I guess in regards to your question on staying or going is: "how much more can you take?". If in any way possible try not to compare the way she does things to how you did/would do things it only sets you up for disappointment. Is there not another possibility in your hospital to take care of critical patients not under her management?

Good luck with the situation and I hope a solution will present itself.

And keep in mind succinylcholine leaves no trace other than high potassium ^^.

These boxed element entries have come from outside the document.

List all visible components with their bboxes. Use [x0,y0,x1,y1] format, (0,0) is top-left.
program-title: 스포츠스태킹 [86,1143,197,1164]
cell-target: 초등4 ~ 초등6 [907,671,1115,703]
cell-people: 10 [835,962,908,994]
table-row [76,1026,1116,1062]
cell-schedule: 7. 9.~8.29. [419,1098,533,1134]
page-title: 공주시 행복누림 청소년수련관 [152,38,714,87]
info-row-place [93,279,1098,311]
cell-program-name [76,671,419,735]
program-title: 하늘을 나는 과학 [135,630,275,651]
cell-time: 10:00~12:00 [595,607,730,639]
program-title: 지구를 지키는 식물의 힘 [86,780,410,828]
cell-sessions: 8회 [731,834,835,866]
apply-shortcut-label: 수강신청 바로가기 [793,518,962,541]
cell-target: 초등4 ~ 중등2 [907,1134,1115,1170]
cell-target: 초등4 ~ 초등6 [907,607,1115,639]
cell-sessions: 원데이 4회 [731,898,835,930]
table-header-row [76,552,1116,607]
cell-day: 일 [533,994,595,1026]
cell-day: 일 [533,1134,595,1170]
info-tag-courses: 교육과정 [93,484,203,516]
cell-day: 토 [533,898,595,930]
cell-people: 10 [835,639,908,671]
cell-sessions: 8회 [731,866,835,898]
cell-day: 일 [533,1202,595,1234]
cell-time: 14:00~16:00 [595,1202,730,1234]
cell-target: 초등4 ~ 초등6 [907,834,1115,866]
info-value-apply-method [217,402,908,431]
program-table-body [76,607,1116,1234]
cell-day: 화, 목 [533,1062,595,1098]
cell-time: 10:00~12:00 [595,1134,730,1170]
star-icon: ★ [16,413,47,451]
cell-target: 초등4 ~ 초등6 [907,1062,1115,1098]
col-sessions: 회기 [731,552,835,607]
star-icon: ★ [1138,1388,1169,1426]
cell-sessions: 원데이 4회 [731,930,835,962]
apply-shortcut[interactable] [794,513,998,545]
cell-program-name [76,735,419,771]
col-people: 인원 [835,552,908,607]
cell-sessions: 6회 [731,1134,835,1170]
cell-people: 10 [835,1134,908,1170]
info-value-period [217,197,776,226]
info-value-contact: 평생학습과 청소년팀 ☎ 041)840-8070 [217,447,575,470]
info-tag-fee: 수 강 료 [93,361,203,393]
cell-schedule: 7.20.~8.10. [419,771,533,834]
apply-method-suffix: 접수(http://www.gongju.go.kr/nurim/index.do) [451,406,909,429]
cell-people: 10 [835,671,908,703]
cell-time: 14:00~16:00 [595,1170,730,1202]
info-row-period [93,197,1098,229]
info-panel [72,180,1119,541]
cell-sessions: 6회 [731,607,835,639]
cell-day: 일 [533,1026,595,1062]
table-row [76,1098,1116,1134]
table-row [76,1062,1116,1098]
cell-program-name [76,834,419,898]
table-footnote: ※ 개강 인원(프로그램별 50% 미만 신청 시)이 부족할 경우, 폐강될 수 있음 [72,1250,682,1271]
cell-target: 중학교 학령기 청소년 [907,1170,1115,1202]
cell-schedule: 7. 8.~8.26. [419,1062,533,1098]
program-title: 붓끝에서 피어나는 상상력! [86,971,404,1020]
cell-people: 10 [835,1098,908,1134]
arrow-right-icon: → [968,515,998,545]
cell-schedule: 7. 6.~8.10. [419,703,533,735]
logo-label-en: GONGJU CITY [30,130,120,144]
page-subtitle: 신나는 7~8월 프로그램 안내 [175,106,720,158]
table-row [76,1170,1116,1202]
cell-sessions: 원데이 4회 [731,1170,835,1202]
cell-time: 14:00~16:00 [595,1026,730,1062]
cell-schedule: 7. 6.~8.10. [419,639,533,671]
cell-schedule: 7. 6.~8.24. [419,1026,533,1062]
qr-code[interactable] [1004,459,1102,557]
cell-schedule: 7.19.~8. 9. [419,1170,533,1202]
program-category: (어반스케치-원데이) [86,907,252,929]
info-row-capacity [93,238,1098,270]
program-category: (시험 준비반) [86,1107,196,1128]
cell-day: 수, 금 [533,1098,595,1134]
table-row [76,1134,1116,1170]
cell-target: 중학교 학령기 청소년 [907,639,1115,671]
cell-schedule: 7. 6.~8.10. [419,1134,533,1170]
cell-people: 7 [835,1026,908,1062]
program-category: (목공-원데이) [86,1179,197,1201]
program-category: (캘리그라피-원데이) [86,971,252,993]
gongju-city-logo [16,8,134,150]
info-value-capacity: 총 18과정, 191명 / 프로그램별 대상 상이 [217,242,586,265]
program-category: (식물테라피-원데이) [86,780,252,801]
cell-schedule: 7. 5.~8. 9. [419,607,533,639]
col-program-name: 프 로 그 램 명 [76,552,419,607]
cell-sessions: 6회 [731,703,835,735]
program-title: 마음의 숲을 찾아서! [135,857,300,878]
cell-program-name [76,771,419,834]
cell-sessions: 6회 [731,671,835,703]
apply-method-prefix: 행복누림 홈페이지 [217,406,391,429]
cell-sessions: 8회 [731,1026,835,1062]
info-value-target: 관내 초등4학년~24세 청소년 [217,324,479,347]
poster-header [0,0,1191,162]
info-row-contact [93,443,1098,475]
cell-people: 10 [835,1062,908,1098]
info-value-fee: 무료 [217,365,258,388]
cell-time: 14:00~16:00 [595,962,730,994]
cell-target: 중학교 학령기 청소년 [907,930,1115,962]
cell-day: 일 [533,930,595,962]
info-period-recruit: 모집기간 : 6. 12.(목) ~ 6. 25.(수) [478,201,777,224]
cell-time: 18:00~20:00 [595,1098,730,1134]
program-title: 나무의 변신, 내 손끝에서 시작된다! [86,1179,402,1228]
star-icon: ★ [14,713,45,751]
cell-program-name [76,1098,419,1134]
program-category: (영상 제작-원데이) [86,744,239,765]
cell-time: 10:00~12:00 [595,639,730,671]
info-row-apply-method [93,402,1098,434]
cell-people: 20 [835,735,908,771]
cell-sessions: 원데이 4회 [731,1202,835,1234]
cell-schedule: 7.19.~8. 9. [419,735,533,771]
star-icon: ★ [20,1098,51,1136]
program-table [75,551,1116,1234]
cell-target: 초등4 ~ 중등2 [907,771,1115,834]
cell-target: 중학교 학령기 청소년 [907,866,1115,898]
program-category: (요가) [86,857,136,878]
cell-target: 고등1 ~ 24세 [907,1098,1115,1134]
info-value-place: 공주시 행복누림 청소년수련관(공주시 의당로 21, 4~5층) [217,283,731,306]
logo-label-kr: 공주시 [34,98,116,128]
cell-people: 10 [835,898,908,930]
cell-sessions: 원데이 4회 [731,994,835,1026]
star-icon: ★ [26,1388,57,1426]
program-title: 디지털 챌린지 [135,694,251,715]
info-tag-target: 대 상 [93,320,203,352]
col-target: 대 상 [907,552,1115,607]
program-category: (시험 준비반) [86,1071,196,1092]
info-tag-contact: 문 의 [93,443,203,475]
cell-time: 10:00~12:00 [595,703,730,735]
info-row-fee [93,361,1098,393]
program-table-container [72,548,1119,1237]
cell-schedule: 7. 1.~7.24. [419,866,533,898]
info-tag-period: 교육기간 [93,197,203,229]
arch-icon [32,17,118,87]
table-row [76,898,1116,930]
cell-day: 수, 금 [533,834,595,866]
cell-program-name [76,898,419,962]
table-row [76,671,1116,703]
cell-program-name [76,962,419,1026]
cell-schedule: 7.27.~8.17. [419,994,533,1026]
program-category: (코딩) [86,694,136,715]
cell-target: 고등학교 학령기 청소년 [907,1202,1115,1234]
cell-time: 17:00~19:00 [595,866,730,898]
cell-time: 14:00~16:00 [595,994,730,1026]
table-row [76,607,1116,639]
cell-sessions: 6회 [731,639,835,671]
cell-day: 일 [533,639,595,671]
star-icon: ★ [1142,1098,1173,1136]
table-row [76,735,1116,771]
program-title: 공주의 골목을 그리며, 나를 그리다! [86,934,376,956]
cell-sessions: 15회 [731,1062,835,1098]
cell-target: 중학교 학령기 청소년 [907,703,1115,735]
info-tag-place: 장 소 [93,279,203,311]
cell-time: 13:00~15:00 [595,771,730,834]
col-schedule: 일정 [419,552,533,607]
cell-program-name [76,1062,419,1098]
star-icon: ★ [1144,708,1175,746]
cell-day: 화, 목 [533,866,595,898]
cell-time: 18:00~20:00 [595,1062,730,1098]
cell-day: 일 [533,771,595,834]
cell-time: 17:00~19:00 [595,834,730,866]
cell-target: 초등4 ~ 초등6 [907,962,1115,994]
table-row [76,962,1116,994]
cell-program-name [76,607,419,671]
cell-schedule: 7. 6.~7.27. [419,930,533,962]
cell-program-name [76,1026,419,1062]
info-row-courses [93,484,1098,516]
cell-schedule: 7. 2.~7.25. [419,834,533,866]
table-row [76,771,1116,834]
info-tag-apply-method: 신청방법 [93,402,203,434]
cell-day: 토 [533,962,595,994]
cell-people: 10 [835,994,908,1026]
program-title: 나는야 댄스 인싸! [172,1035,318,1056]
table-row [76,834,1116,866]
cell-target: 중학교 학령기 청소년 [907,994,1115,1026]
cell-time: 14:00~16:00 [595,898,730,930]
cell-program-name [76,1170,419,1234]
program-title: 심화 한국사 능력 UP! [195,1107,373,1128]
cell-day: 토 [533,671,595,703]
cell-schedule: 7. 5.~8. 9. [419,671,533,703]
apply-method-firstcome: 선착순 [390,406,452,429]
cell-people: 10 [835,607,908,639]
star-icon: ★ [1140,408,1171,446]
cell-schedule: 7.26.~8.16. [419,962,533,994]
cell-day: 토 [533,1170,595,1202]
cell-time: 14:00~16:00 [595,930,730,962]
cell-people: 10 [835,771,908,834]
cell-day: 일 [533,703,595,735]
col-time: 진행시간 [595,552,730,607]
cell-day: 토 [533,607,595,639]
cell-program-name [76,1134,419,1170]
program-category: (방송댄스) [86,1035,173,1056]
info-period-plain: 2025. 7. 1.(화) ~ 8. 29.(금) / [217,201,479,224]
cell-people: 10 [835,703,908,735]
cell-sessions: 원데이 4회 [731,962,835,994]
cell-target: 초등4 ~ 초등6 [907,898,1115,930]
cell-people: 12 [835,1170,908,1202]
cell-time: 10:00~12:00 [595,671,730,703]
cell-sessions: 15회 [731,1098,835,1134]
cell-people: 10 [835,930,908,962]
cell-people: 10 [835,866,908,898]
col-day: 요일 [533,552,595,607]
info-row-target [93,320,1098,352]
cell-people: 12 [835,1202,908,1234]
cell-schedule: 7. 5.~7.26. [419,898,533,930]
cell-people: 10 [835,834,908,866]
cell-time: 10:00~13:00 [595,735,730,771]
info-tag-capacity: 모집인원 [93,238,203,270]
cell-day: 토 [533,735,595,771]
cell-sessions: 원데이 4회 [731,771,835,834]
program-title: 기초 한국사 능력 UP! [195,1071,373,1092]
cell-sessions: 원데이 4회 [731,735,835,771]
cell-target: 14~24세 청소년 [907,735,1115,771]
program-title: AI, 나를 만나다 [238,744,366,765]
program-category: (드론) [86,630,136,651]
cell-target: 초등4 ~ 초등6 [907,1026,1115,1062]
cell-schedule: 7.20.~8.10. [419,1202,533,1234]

Specializes in ER, M/S, OR, Home Health.

Many of the staff are affected by her. But because most live there and there is NO other hospital to work they put up with it. I do the email thing already. When I signed on it was for a set schedule. W,th,f,s one week then th, f, s the next week. Did it for year and a half then a new nurse comes on with three total years experience and my schedule is upside down to accommodate her wants......with no notice to me or thought to my wants/needs/wishes....no questions even asked of me. JUST DONE. I feel its a total lack of respect on her part. Being a "old" manager and even older nurse, I would NEVER treat my staff the way she does. Yelling at them to shut up, sternly admonishing themin public not to push the auto door panel more than once when it doesn't open the first time. I'm sick of her attitude thinking she can talk like that to staff. And do the things she has done to me. I'm leaving. Have four job offerings in bigger hospitals with more pay and professionalism. She can keep her small minded small town ways. It will get her in the end.......noone deserves to be treated the way she treats staff.

Specializes in GICU, PICU, CSICU, SICU.

Good that you can move on and go to a place with a better atmosphere. I wish you all the luck out there!